Panteghini M
Laboratorio Analisi Chimico-Cliniche, Spedali Civili, Brescia, Italy.
Clin Chem. 1994 Feb;40(2):190-6.
Human isonucleotidases were separated by electrophoresis on a cellulose acetate membrane. Three 5'-nucleotidase forms, NTP1, NTP2, and NTP3, were resolved with this method and quantified by densitometry. The procedure was not only simple and rapid but also sufficiently precise (between-run CV < 20%) and sensitive (detected nucleotidase fractions of > 0.5 U/L). The effects of various treatments (heat, neuraminidase, glycosidases, proteases, lectins, and detergents) on the electrophoretic pattern of 5'-nucleotidase were studied. NTP1 (mean 12% of total 5'-nucleotidase, SD 5%), NTP2 (mean 30%, SD 8%), and NTP3 (mean 58%, SD 8%) were found in all normal persons studied. The increase in total 5'-nucleotidase in patients with hepatobiliary disease was mainly due to the NTP1 isoform.
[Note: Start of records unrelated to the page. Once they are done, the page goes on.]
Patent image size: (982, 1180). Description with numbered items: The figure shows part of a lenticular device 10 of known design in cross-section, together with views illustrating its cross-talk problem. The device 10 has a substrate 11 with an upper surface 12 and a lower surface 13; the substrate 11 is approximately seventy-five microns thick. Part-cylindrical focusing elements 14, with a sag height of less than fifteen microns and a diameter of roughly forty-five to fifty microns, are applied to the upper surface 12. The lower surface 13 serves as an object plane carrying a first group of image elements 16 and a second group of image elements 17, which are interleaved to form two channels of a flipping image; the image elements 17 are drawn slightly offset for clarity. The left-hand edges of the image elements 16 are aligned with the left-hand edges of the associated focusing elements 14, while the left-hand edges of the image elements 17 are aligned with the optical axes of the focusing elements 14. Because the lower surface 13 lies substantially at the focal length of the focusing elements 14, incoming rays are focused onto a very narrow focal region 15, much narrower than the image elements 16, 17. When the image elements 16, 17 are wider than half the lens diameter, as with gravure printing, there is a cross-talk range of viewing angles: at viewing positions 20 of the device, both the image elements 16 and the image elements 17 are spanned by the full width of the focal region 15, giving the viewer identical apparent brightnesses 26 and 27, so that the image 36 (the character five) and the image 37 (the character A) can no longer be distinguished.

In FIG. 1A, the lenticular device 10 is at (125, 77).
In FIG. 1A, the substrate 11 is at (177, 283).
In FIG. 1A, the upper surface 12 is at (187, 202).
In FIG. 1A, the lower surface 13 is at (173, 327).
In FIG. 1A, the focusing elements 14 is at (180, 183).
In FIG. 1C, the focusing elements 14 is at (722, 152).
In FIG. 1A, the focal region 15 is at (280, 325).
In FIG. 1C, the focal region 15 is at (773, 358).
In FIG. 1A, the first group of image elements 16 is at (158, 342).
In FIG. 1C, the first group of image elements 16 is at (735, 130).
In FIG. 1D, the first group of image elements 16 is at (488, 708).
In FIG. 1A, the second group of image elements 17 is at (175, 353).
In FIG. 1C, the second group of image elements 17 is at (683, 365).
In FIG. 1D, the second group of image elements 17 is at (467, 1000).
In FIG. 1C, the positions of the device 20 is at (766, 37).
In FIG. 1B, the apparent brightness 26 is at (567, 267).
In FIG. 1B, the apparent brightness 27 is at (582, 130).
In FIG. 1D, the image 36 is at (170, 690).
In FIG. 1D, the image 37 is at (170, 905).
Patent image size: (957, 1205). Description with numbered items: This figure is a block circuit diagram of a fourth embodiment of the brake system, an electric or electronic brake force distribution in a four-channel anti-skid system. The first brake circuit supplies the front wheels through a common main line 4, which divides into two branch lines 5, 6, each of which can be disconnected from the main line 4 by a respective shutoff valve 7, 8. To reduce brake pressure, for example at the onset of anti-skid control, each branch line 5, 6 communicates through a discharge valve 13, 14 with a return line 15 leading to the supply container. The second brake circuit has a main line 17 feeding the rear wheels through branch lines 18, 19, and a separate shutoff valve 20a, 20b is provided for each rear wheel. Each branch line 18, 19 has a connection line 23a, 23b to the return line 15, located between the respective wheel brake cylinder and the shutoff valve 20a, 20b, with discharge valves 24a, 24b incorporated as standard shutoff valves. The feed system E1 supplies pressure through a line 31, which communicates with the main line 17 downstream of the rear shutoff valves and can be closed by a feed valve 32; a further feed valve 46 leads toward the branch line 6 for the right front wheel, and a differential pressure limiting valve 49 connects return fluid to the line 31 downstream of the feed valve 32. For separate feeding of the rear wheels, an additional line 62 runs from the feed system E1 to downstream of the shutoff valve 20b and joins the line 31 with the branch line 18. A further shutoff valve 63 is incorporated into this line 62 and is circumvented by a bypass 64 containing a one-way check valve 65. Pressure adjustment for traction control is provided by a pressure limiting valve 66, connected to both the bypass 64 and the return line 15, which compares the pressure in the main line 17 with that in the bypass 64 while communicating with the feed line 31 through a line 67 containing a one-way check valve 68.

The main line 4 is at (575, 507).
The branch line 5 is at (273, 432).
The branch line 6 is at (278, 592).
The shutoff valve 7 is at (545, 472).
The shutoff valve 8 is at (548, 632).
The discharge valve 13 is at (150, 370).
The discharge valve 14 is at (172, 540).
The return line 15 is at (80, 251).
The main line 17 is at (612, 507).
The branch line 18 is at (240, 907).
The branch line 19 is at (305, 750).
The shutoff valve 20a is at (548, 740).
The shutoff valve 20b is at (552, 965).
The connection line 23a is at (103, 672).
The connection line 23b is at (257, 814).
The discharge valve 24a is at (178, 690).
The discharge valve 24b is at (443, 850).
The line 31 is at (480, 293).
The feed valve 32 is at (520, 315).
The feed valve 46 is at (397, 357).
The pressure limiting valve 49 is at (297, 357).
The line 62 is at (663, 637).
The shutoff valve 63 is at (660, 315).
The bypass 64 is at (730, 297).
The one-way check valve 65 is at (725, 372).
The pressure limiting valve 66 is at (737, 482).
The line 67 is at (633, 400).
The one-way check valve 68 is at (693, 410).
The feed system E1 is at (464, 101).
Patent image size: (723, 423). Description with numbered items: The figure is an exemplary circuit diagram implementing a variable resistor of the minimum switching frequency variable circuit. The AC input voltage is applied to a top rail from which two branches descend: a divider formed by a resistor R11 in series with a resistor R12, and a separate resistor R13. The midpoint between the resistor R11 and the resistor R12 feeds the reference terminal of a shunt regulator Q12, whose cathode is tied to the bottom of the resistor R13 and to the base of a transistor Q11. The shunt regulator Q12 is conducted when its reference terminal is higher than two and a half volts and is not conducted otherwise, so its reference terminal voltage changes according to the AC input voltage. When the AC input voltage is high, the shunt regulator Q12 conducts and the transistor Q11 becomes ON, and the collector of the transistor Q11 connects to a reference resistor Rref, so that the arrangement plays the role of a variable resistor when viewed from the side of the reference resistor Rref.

通过在醋酸纤维素膜上进行电泳分离人同功核苷酸酶。用该方法分离出三种5'-核苷酸酶形式,即NTP1、NTP2和NTP3,并通过光密度测定法定量。该方法不仅简单快速,而且具有足够的精密度(批间变异系数<20%)和灵敏度(可检测到>0.5 U/L的核苷酸酶组分)。研究了各种处理(加热、神经氨酸酶、糖苷酶、蛋白酶、凝集素和去污剂)对5'-核苷酸酶电泳图谱的影响。在所有研究的正常个体中均发现了NTP1(平均占总5'-核苷酸酶的12%,标准差5%)、NTP2(平均30%,标准差8%)和NTP3(平均58%,标准差8%)。肝胆疾病患者总5'-核苷酸酶的升高主要归因于NTP1同工型。